Filled cups are in my opinion a (local) character specifically directed against witches. A strike-a-light was a tool to create sparks, necessary to light a fire. Accordingly they were known as a symbol for protection against lightning.

After about 1700 (in the Protestant Netherlands, even after 1650) the traditional masonry signs disappear. In the non-Protestant regions there is a transition to neo-characters. Although they appear quite common, they are especially popular in regions like West and French Flanders. New compositions are made ​​of old characters in which the composition in itself is more important and the significance fades further away. The apotropaic aspect remains latent. The search for extra protection against evil is indeed never far away in uncertain times. But the number of cases where the builder just wants to tell something increases: initials of names, dates, hearts that probably have a more extended meaning. The characters now only appear in street-oriented facades. In rural Catholic regions one sees with the reduction of masonry wall signs an explosive growth of wall chapels usually addressed to Mary, Joseph or some other saints. The approach modifies but the intrinsic intentions remain the same. Didn’t (grand) mother hit a cross on the bread with the point of her knife before cutting it?

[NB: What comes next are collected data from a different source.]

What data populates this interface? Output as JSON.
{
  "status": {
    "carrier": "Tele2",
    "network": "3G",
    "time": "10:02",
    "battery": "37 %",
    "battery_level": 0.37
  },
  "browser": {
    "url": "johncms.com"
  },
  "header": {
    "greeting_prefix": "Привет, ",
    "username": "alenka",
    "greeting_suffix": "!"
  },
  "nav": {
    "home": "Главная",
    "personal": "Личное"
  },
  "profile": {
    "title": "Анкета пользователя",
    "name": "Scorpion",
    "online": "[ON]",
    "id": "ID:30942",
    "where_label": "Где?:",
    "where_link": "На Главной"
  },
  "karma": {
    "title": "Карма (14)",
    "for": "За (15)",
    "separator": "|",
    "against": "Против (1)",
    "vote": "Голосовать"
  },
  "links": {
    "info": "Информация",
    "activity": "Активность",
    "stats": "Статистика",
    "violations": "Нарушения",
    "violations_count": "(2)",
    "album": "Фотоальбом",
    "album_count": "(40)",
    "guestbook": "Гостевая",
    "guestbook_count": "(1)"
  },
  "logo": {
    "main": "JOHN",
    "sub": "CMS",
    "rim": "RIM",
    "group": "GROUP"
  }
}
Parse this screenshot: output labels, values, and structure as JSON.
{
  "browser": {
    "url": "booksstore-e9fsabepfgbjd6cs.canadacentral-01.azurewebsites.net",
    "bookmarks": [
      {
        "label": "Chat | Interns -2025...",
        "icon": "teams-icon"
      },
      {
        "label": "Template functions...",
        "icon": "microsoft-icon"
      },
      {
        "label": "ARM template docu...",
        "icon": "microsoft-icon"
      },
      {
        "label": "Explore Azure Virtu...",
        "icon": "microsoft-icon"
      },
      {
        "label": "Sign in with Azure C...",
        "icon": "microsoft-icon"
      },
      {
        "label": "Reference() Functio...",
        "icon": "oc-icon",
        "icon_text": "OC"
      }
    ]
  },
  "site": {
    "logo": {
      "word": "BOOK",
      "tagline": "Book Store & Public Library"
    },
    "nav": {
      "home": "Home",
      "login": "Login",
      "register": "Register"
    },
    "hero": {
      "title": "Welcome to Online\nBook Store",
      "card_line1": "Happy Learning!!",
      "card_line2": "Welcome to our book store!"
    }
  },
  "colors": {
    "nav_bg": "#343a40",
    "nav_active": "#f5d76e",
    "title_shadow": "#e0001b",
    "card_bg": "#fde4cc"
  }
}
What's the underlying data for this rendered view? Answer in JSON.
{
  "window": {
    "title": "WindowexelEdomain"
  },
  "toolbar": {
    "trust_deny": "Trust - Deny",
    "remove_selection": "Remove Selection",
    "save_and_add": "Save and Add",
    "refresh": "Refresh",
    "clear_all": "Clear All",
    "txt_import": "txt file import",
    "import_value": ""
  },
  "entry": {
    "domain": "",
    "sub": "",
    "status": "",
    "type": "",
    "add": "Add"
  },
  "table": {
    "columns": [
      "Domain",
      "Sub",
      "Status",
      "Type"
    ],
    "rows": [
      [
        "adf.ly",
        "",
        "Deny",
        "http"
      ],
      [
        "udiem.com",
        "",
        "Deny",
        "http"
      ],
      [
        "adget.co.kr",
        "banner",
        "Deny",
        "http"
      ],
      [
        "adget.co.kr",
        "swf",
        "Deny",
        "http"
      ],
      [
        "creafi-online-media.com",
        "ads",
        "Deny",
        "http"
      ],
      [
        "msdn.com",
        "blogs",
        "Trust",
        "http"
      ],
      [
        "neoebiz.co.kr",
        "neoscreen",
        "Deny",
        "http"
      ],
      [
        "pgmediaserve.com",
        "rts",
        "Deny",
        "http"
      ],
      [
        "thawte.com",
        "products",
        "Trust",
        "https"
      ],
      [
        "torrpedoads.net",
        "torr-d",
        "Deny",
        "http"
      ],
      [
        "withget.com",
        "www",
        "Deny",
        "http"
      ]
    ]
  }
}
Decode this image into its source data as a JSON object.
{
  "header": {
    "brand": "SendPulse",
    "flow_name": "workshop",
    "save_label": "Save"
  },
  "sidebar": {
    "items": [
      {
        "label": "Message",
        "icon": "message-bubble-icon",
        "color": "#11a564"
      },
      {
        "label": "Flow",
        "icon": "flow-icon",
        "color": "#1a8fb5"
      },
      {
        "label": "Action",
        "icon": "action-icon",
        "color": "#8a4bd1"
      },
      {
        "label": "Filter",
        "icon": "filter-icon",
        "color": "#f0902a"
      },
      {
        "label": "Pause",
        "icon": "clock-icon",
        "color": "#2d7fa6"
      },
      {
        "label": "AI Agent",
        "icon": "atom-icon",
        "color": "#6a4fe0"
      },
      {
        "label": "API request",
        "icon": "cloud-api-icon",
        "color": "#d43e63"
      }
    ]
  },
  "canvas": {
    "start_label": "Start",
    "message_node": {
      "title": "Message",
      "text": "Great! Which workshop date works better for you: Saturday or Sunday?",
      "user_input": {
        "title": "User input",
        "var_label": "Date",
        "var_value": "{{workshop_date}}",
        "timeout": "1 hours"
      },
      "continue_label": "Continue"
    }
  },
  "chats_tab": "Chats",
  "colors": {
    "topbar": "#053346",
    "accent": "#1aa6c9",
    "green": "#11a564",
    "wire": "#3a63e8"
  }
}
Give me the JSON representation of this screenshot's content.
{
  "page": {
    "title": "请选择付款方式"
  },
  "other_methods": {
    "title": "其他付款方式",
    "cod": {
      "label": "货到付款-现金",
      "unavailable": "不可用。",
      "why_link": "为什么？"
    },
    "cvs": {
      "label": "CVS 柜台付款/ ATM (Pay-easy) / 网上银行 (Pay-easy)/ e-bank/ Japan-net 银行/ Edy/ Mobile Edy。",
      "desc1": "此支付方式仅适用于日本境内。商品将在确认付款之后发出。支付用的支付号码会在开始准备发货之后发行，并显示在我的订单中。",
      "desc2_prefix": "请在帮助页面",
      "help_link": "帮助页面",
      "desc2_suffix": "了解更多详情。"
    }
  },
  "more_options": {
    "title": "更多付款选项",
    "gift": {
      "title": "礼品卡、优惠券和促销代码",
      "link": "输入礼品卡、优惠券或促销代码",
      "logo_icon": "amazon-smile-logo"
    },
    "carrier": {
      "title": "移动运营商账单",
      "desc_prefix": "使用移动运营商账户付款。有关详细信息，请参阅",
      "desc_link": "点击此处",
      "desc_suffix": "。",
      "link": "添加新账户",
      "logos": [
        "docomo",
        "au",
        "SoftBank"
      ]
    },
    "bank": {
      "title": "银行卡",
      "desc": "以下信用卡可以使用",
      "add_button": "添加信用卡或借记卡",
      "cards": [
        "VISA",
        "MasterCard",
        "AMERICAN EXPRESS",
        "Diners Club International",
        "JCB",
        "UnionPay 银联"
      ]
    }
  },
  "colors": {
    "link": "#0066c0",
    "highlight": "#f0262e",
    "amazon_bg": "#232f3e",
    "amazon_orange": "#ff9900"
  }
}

The analysis of the common brick signs clearly shows how our ancestors balanced on the line between aesthetics and a creative apotropaic reflex. In times where people often felt at the mercy of unexplained natural phenomena and unknown diseases, and where threats of war always lurked around the corner, begging on all possible resources for help and protection was a current behaviour. You could also recognize it in forgotten habits of putting times-crosses on wall anchors, signs on rooftops made by tiles of different colours, signs painted on barn walls with chalk, the placement of Sedum Maius (garlic) on rooftops as a defence against lightning….

Yet, masonry characters always remain mysterious and intriguing. Lord, save us from harm!